Historic Detroit

Every building in Detroit has a story — we're here to share it

Alexander Blain Hospital

This hospital got its start when Dr. Alexander W. Blain, a prominent Detroit surgeon at Harper Hospital, opened a group medical clinic in 1911, "desiring to improve methods of diagnosis and treatment," Clarence M. Burton wrote in his "The City of Detroit, Michigan."

Dr. Blain was born March 4, 1885, in Detroit at the residence at Elmwood Cemetery, where his father was superintendent. The Eastern High School graduate founded the Michigan Audubon Society in 1904, two years before the Detroit native graduated from the Detroit College of Medicine. His career as a physician grew out of his ambition to be a naturalist. Though he was known for his skills operating on humans, he was said to always find time to mend a bird's injured wing.

"Dr. Blain maintained that specialists should not be isolated, but should work together so that the patient could have the benefit of specialists working in various lines," Burton continued.

In 1918, Blain moved his clinic into this building, originally a home built in 1892 for J.H. McMillan and designed by Mason & Rice. The structure, at East Jefferson Avenue and Dubois Street, was transformed into a medical and surgical building, with labs and consultation and treatment rooms. By 1922, Blain's clinic was seeing more than 5,000 patients a year, including some from others states and Canada.

The following year, the clinic's booming business would see it become a 50-bed general hospital, and renamed the Jefferson Clinic and Diagnostic Hospital.

On Oct. 10, 1936, Blain announced that he was renaming the hospital in the memory of his father, Alexander W. Blain Sr., who had died two years earlier at age 92.

At the time of the renaming, it was one of the oldest private clinics in the Midwest.

In 1942, it became a nonprofit, public-oriented institution.

Dr. Blain continued to serve as director and surgeon until 1953, serving thereafter as a consultant until he died Dec. 14, 1958. He died at age 73 at his own hospital. He was laid to rest at Elmwood, returning to where he was born.

When he died, the Detroit Free Press Editorial Board eulogized him, saying, "Dr. Blain was a healer and the health and welfare of his fellow humans were his first concern. His name ranks high among the great practitioners of this City and his loss will be felt by thousands of friends and admirers in all walks of civic life."

In the summer of 1959, the former Charles DuCharme house at 2165 E. Jefferson Ave. was demolished by American Housewrecking Co. to make way for a new Blain Hospital expansion.

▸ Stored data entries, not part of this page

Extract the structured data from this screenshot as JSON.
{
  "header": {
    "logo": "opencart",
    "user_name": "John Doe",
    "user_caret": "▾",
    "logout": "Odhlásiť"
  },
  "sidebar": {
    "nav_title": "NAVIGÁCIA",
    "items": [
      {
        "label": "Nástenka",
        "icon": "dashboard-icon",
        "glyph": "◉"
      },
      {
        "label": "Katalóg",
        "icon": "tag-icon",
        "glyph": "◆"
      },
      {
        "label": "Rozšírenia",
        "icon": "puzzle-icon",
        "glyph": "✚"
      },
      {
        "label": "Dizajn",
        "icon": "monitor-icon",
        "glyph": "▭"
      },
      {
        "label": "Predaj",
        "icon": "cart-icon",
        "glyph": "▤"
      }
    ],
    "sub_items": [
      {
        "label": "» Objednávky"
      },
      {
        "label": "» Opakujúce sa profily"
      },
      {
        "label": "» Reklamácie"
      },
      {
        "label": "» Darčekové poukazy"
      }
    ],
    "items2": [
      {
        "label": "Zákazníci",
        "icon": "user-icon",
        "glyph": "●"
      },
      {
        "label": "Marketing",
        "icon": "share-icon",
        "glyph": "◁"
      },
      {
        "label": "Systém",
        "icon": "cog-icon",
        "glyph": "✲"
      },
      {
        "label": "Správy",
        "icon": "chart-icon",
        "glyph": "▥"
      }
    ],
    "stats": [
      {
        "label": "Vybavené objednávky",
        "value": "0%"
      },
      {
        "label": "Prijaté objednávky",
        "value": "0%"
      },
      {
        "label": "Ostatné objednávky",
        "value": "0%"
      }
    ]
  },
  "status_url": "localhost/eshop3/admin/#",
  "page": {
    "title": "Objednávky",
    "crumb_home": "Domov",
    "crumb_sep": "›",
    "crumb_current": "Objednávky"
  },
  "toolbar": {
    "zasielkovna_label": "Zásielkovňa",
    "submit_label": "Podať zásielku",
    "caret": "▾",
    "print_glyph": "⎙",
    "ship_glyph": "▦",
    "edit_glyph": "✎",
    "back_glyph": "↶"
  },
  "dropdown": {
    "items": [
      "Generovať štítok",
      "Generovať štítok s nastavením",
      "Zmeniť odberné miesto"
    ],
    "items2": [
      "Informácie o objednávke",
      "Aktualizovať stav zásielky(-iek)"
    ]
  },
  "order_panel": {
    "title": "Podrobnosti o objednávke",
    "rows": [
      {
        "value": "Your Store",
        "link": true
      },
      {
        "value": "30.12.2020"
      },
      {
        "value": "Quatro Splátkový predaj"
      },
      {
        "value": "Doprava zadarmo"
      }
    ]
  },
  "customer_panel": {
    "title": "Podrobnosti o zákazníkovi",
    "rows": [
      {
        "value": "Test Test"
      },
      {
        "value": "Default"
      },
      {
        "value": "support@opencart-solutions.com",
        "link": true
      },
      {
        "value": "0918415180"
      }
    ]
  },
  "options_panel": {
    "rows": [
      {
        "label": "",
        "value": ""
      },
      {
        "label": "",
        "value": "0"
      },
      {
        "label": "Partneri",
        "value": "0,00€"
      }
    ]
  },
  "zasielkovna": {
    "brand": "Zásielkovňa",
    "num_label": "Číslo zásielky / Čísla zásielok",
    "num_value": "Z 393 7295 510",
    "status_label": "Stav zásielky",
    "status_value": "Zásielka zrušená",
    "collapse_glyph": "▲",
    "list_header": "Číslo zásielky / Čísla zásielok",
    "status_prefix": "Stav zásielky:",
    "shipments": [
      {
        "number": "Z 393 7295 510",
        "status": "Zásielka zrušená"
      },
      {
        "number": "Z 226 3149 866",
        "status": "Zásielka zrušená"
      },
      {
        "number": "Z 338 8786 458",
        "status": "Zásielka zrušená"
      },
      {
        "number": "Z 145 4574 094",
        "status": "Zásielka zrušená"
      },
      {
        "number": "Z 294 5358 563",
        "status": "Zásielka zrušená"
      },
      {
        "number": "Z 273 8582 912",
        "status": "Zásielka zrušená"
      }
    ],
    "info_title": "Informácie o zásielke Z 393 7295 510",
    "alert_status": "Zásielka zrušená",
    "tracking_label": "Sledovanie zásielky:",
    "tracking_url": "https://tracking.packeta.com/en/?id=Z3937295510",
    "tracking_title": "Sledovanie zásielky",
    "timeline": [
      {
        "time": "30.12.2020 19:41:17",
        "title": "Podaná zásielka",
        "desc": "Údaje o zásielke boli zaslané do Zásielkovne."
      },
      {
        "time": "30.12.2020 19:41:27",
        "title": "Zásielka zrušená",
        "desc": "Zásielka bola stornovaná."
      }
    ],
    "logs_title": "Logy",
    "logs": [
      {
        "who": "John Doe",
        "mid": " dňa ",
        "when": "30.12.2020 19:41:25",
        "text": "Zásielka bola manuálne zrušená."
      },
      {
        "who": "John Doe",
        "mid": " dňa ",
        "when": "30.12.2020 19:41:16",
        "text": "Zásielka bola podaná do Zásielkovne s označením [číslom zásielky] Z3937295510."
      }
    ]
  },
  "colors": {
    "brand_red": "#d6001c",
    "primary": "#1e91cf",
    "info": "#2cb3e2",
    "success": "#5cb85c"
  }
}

The mansion, built in 1887 and designed by Mason & Rice, was one of the few survivors of what was once one of Detroit's finest residential streets.

Alexander Blain III, the hospital's medical director, announced in March 1960 that construction would start April 1, 1960, on a new $500,000, 45-room addition designed by Carl B. Marr. The older building was to be used as a clinic. In November 1961, the annex was opened and a bronze plaque by sculptor Marshall Fredericks that honored Alexander Blain and his son Dr. Alexander Blain.

A building permit was issued in mid-June 1967 for $700,000 worth of alterations and a two-story addition. On Nov. 16, 1967, Mayor Jerome Cavanagh placed the cornerstone for the addition, which was designed by the firm Bennett & Straight. The contractor was Englehardt, Buettner and Holt. Another five stories were planned to be added in the future but never materialized.

But times were changing in the hospital industry, as the country was seeing a national trend away from independent hospitals and toward larger, multi-hospital corporations. Blain had been absorbed by the Detroit-Macomb Hospitals Corp.

As Detroit entered the 1980s, it also was deemed that there was an excess number of beds in southeast Michigan. Because extra hospitals and beds increase health-care costs, and because hospitals often tried to fill those beds with people who did not need to be hospitalized, the state sought to close and consolidate.

In 1981, the Comprehensive Health Planning Agency of Southeastern Michigan approved a bed-reduction plan that called for the getting rid of Blain and another of Detroit-Macomb Hospitals' locations, the Charles Godwin Jennings Hospital. Detroit-Macomb sued, and the CHPASM agreed out of court to support combining Jennings and Blain into one hospital, thus reducing the number of beds in the region.

In 1984, a proposed 315-bed Jennings-Blain Memorial Hospital was proposed for the corner of East Jefferson and Seyburn. It was to be finished in 1986 and replace the 117-bed Blain, the 300-bed Detroit Memorial Hospital on St. Antoine, and the 126-bed Jennings Hospital.

The old Blain building closed in 1987 and the original section of the building was then demolished.

Blain-Jennings was later merged into the St. John Health System.

In August 1997, the Detroit Free Press reported that the 1961 and '68 additions would be converted into a 66,000-square-foot office facility. That portion survives today and is home to the Detroit Police Department's Gaming Division.